"They panic when they see these things," said Wildlife Conservation Officer Beth Fife of the Pennsylvania Game Commission. "I've had calls where people say, 'You have to remove wildlife from the Pittsburgh area. They don't belong here.' Well, they do belong here, it's their home, too, and when they're not bothering anybody, we say just leave them alone." (P-G, John Hayes)
But once again:
Thanks for drawing attention -- with the news story "Fowls foul River Walk for pedestrians" (July 1 and TribLIVE.com) -- to the problem of geese in Pittsburgh and the negative effect of excessive numbers of geese in terms of cleanup costs, landscape damage, lost recreation and safety (remember "Capt. Sully" landing on the Hudson?) issues.

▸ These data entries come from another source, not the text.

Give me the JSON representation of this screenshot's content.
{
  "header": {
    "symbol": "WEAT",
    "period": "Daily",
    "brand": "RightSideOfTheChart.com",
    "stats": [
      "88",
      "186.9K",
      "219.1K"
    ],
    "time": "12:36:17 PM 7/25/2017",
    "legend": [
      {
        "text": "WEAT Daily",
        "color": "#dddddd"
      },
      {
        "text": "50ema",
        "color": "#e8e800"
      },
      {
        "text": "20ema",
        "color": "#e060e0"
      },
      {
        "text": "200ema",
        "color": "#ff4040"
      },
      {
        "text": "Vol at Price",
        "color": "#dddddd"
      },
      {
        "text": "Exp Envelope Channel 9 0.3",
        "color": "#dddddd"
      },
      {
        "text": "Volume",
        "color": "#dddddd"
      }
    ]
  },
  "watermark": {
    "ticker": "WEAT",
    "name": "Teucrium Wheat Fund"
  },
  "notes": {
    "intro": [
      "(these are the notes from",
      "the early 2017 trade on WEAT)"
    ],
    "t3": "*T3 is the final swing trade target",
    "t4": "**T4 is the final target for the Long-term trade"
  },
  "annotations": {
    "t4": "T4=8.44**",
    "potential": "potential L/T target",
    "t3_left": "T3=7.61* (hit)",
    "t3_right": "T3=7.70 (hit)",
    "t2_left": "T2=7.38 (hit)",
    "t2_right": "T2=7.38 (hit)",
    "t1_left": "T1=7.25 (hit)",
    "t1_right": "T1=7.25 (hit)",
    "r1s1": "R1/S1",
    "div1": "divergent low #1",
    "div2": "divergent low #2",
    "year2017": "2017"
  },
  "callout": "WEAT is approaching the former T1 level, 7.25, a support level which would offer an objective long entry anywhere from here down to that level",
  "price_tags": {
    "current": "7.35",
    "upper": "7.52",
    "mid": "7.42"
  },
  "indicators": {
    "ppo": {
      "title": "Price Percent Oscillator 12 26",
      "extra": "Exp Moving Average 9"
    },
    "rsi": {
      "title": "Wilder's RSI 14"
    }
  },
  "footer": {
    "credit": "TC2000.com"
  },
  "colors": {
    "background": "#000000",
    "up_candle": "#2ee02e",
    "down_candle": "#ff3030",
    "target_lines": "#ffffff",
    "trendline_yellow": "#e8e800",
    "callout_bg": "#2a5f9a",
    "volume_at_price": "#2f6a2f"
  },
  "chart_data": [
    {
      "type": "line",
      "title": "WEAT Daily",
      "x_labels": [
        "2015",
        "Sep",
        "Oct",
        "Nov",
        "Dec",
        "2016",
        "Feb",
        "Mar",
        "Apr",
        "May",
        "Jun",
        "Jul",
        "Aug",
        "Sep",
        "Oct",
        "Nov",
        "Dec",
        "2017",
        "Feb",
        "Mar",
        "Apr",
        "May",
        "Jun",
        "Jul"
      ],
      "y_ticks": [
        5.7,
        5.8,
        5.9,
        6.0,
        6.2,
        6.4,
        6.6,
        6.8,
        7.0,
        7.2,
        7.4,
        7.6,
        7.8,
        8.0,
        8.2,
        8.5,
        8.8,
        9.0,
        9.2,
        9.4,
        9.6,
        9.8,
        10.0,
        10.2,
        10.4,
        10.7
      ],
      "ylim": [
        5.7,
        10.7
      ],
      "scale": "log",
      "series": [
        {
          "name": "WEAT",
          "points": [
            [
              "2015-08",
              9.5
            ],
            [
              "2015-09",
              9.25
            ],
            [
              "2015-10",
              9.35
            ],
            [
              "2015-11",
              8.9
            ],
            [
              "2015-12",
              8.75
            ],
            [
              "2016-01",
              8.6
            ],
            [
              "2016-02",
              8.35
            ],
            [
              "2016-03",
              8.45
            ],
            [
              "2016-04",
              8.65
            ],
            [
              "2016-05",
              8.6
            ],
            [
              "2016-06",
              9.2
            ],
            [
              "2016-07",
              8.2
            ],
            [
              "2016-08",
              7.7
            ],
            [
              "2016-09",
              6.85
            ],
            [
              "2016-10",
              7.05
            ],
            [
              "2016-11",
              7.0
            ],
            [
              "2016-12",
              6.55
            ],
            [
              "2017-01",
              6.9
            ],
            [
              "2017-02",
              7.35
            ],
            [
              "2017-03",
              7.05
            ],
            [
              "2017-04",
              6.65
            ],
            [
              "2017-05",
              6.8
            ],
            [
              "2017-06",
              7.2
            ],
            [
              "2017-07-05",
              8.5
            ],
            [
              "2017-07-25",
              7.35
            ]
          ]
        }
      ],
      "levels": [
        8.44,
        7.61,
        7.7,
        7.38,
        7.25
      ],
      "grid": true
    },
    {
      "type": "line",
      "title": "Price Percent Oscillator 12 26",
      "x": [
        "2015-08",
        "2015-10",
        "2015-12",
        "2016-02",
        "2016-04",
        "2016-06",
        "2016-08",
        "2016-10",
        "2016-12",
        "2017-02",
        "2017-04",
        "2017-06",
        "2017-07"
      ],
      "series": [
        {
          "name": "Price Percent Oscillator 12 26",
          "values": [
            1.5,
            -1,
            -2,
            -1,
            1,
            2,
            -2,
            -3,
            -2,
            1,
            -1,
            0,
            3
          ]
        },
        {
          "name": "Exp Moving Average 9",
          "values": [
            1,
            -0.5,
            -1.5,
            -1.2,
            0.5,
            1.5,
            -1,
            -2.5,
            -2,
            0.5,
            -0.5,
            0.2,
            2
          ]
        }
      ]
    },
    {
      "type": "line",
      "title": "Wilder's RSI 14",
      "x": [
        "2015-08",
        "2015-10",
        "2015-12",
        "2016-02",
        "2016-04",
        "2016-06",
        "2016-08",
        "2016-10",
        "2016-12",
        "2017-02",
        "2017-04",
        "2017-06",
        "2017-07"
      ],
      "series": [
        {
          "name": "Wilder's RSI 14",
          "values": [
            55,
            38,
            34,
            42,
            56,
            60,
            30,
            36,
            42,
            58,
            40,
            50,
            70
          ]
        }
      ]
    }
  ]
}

Pittsburgh has gone to great lengths to beautify its shorelines and parks and remove negative images, but this isn't helping. I disagree with the assertion in the story from Mark Johnson, Sports & Exhibition Authority facilities director, that permanent solutions are hard to come by. We're not talking about oil gushing from an uncontrolled deep-sea well here. We are talking about geese, in unholy quantities -- and as far as I can tell, these geese are not laying golden eggs. (Trib letters, Barry Fraser)
The political implications are ginormous.